Determines the size of a voxel. Adjust the voxel size according to the bounding box size, so that the grid dimensions do not become too large.

Lattice Box

Allows you to show the bounding box for manual adjustment.

Bounding Box

Allows you to compute the smallest bounding box enclosing all atoms in the data object.

Radius

Options

During the computation, each grid point within the radius of an atom is added to the density. The larger the atom radius the smoother the density will be but also the more blurred.
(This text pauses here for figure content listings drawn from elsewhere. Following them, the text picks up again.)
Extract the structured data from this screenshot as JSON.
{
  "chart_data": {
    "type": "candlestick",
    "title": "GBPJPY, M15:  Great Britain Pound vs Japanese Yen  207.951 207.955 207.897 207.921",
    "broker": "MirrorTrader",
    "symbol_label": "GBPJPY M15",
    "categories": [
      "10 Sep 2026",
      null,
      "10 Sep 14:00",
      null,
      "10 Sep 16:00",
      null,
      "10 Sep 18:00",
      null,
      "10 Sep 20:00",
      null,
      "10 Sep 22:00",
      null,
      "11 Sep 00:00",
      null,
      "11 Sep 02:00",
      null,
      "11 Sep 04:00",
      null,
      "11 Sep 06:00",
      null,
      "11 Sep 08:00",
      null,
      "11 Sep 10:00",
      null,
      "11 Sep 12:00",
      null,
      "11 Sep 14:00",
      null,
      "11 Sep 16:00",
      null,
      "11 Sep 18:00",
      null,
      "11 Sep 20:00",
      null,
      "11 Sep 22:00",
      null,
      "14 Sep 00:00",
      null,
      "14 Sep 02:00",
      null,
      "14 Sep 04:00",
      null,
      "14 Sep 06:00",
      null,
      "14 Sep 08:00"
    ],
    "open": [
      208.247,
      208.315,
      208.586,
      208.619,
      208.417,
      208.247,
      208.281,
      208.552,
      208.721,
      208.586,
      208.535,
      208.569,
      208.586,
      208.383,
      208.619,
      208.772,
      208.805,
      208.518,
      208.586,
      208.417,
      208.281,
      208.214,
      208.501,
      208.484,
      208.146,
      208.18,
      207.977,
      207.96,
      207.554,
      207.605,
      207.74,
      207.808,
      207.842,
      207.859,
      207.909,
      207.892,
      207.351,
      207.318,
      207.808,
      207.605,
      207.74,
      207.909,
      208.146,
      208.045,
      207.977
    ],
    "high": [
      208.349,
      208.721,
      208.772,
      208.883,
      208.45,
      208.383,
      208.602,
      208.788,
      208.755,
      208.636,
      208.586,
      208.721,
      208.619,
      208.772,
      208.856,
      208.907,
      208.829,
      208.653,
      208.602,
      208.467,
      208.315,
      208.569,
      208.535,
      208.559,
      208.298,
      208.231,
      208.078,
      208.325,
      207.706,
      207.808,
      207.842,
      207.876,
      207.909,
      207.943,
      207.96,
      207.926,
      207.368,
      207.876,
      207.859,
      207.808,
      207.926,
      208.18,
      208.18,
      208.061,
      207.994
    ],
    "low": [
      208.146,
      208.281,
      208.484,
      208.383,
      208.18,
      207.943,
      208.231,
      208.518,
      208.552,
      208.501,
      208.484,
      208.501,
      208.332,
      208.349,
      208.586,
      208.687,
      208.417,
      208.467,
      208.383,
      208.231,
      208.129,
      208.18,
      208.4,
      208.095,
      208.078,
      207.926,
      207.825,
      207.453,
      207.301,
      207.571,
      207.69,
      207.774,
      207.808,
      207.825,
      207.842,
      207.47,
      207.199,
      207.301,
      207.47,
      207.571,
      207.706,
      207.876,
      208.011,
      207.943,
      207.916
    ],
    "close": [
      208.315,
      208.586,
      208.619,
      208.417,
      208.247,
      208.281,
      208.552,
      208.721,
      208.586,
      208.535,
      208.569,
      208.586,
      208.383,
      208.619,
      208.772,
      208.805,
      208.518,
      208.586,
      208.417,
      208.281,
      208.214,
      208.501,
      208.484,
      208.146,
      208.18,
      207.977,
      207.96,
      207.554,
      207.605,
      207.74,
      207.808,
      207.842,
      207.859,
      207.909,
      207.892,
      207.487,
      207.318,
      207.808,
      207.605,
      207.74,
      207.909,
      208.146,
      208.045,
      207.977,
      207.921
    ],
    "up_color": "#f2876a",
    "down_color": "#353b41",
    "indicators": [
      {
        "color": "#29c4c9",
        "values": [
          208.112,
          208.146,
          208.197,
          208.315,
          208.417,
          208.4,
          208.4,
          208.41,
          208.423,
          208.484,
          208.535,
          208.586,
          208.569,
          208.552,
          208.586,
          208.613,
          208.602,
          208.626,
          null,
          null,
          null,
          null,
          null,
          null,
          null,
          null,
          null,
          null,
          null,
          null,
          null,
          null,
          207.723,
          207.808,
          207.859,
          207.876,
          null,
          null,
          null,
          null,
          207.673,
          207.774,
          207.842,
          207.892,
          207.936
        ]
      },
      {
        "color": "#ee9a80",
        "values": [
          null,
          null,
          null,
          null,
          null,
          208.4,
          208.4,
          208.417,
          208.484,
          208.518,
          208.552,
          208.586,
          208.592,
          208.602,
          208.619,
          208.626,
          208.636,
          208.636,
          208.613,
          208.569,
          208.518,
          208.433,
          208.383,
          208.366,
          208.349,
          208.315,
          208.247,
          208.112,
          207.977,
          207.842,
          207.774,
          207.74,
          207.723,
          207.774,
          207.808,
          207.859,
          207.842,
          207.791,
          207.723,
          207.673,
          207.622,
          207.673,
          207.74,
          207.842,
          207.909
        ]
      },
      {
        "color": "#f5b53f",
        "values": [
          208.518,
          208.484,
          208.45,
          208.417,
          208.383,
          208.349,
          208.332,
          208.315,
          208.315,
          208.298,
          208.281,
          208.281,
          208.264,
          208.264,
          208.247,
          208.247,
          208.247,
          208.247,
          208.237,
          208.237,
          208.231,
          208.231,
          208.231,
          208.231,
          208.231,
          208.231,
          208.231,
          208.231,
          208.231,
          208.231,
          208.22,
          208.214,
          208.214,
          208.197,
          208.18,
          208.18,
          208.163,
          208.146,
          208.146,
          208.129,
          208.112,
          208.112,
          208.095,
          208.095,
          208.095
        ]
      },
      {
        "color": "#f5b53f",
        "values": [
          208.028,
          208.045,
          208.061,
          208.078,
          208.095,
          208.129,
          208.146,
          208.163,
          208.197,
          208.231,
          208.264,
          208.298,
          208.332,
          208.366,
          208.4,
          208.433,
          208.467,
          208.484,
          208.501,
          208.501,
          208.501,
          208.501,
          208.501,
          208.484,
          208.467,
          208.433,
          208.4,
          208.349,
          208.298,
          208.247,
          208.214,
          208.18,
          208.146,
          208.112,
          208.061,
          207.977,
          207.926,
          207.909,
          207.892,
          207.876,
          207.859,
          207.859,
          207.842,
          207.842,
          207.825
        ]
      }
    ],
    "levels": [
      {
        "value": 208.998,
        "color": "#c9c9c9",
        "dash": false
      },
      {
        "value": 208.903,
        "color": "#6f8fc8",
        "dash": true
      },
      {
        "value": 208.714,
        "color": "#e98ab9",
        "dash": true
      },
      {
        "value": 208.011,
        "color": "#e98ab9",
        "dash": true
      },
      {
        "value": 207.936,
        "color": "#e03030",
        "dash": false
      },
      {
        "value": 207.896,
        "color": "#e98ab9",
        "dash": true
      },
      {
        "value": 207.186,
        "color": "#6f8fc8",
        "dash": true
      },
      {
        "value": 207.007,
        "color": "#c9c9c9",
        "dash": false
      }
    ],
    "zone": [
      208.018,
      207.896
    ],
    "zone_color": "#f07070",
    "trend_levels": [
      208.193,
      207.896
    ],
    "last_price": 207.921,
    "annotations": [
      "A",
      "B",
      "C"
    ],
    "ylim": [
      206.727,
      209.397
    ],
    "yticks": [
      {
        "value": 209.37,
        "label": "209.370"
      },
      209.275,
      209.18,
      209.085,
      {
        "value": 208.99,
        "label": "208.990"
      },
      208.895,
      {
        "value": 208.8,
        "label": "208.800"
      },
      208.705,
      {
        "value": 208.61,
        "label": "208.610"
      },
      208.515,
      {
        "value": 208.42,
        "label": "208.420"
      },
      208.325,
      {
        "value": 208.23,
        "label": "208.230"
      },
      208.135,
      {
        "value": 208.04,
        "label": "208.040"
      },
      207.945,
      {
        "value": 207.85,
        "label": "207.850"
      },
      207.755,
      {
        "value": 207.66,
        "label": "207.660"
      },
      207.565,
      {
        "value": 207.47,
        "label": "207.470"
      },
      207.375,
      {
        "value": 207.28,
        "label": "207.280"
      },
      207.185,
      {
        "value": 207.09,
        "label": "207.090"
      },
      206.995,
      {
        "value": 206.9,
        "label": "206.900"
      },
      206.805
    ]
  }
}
The 'fixed' option will use the radius which is given in the float slider below for every atom. 'VDW' means that the standard vdW radius is used for each atomic number. 'MMFF VDW' means that the vdW radius will be derived from half of the euqilibrium vdW distance between to atoms of this type. In the latter cases, the float slider acts as a factor which scales the radius.

Atom Radius

Determines the fixed radius or the scale factor depending on the radius option.

Atom Selection

Types

By default, all atoms will be counted in the computation. By selecting 'MMFF' you can select a subset of atoms by filtering for specific MMFF atom types with the atom type selector.

Selector

Shows the atom type selector which allows you to select one or several atom types or classes of atoms types. If the MMFF option is chosen in the atom type options, only atoms matching these types will be considered in the computation.

Parameterization

This allows you to asssign MMFF parameters to the input data so that MMFF atom type filtering is possible.

Field Normalization

Allows you to normalize the generated density so that the sum of all grid points is 1.

BBox Restrict

Allows you to restrict the input data to the current bounding box. The computation will be faster after applying this restriction but this changes the input data object.

Energy Weighting

Energy Weighting

Enable or disable energy weighting

Method

If the input data trajectories contain an observable, this can be used to assign a weight to each timestep. Weight means that the observable value will be used as the weight directly, i.e., the density contribution of this timestep will be multiplied with the value. 'Sum' will divide the contribution by the sum of all observable values. 'Boltzmann-Sum' will multiply the contribution with the boltzmann factor of the value. This makes sense if the observable describes the energy. 'Linear-minmax' scales the contribution linearly so that the timesteps with the minimum observable value are multiplied with one while the timestep with the hightest value is multiplied with 0.

Observable

Name of the observable that is used for energy weighting.